Звездолёты противника завершили материализацию и задействовали энергосистемы защиты. "Горошины" сомкнулись, образовав что-то вроде конуса, направленного остриём на Марс, и второй каскад красных искр, выброшенный батареями Фобоса, бессильно разбился-расплескался о сомкнутую силовую броню эскадры. А затем горошины вражеских кораблей окрасились зеленоватыми огнями ответных выстрелов.
– Они стреляют! – изумлённо пробормотал Комов.
– А вы как думали? – командир "Центуриона" и руководитель операции метнул на Геннадия яростный взгляд. – Это война, а на войне обычно стреляли обе стороны, была у них такая странная манера.
– Но ведь… – начал наблюдающий КОМКОНа и осёкся.
Жёлто-зелёные злые молнии полоснули по каменному эллипсоиду меньшего из двух марсианских спутников. "Размеры Деймоса, – услужливо подсказала память, – пятнадцать на двенадцать на десять километров". "А это значит, – отметило умное сознание, – что одного прямого попадания из тяжёлого дезинтегратора – такого, например, какими вооружены наши крейсера эскадры перехвата, – достаточно для превращения Деймоса в метеоритную пыль".
К счастью, прямых попаданий не было. Ленты зеленого огня хлестнули шар спутника вскользь, и он завертелся вокруг своей оси как подстёгнутый кнутом. Сикорски старался не думать о том, что испытывают сейчас люди, находящиеся на Деймосе – это война, повторял он сам себе, война, война, война… А из подпространства вывалились новые "горошины" – число вражеских кораблей, нацелившихся на Марс, удвоилось.
Изображение на спектролитовом экране-куполе поплыло и сделалось неясным. Комов молчал, но в центральном посту "Центуриона" нарастало напряжение, готовое сорваться на крик "Надо что-то делать! Ведь их сейчас там сожгут – всех!".
– Оператор гиперсвязи! – гаркнул Рудольф, разрывая тугую тишину рубки. – Почему картина плывёт? Наведите порядок, и не ловите мух – их здесь нет!

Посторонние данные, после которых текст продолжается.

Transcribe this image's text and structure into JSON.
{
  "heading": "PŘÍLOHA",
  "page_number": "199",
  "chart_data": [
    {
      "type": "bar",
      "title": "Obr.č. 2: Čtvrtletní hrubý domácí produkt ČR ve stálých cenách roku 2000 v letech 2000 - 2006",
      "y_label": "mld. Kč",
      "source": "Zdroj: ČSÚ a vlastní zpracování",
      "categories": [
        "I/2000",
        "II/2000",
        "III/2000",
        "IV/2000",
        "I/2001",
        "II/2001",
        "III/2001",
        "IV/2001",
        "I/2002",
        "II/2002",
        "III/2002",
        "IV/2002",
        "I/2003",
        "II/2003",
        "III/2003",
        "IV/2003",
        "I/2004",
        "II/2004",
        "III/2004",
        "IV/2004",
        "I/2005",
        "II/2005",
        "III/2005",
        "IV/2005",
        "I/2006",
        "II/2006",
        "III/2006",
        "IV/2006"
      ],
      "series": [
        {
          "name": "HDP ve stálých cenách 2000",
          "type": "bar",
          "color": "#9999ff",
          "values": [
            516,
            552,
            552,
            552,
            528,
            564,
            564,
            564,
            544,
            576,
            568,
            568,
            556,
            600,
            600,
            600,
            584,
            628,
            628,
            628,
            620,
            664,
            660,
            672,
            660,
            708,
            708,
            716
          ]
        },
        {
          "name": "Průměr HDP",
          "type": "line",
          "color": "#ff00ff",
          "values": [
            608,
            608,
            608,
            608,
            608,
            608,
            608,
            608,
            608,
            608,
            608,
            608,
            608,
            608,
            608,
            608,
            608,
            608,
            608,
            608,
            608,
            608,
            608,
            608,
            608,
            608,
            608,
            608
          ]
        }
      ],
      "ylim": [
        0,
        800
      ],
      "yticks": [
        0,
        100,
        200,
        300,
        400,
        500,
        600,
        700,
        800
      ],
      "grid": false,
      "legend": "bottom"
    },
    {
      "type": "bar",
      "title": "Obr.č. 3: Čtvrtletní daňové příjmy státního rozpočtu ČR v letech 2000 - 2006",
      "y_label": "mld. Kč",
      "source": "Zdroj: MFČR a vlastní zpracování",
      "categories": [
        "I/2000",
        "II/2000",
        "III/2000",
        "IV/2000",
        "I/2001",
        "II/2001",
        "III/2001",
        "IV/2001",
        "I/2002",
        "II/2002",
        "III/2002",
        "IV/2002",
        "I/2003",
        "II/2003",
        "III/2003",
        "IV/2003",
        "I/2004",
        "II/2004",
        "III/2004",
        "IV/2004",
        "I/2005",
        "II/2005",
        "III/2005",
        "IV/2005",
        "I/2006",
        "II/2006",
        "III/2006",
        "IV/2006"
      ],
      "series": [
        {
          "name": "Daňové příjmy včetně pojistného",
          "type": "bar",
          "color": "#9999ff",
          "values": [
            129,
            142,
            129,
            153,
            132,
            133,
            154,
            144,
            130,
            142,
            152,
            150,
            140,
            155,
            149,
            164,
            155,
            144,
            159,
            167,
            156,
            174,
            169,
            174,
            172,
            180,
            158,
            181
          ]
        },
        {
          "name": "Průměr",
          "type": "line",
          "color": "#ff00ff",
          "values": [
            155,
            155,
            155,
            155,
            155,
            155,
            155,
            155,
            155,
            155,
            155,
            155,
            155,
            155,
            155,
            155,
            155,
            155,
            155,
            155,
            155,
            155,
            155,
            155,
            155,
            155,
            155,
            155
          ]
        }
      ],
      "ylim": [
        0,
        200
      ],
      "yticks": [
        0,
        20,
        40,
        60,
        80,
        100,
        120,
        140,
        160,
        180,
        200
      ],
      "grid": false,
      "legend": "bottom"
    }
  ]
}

– Сейчас, – скомкано отозвался тот. – Я сейчас, вот уже, сейчас…
– Может, нам пора к Марсу? – тихо спросил Комов. – Учитывая время разгона…
– Здесь командую я, – сквозь зубы прошипел Сикорски, – я за всё отвечаю, и мне решать, пора или не пора. Я должен быть уверен, что у противника нет больше резервов, и что никто не ударит нам в спину, когда мы будем проявляться на орбите Марса. Оператор слежения, что там у нас в подпространстве?
– Всё чисто. Треков – выявленных треков – не наблюдается.
– Оператор огневых систем?
– Полная готовность всех установок.
– ДТТ-привод?
– Полная готовность к прыжку.
Так, подумал Рудольф, с растерянностью мы, похоже, справились. Но почему молчит эскадра перехвата? Они там что, впали в анабиоз – спят и видят сны?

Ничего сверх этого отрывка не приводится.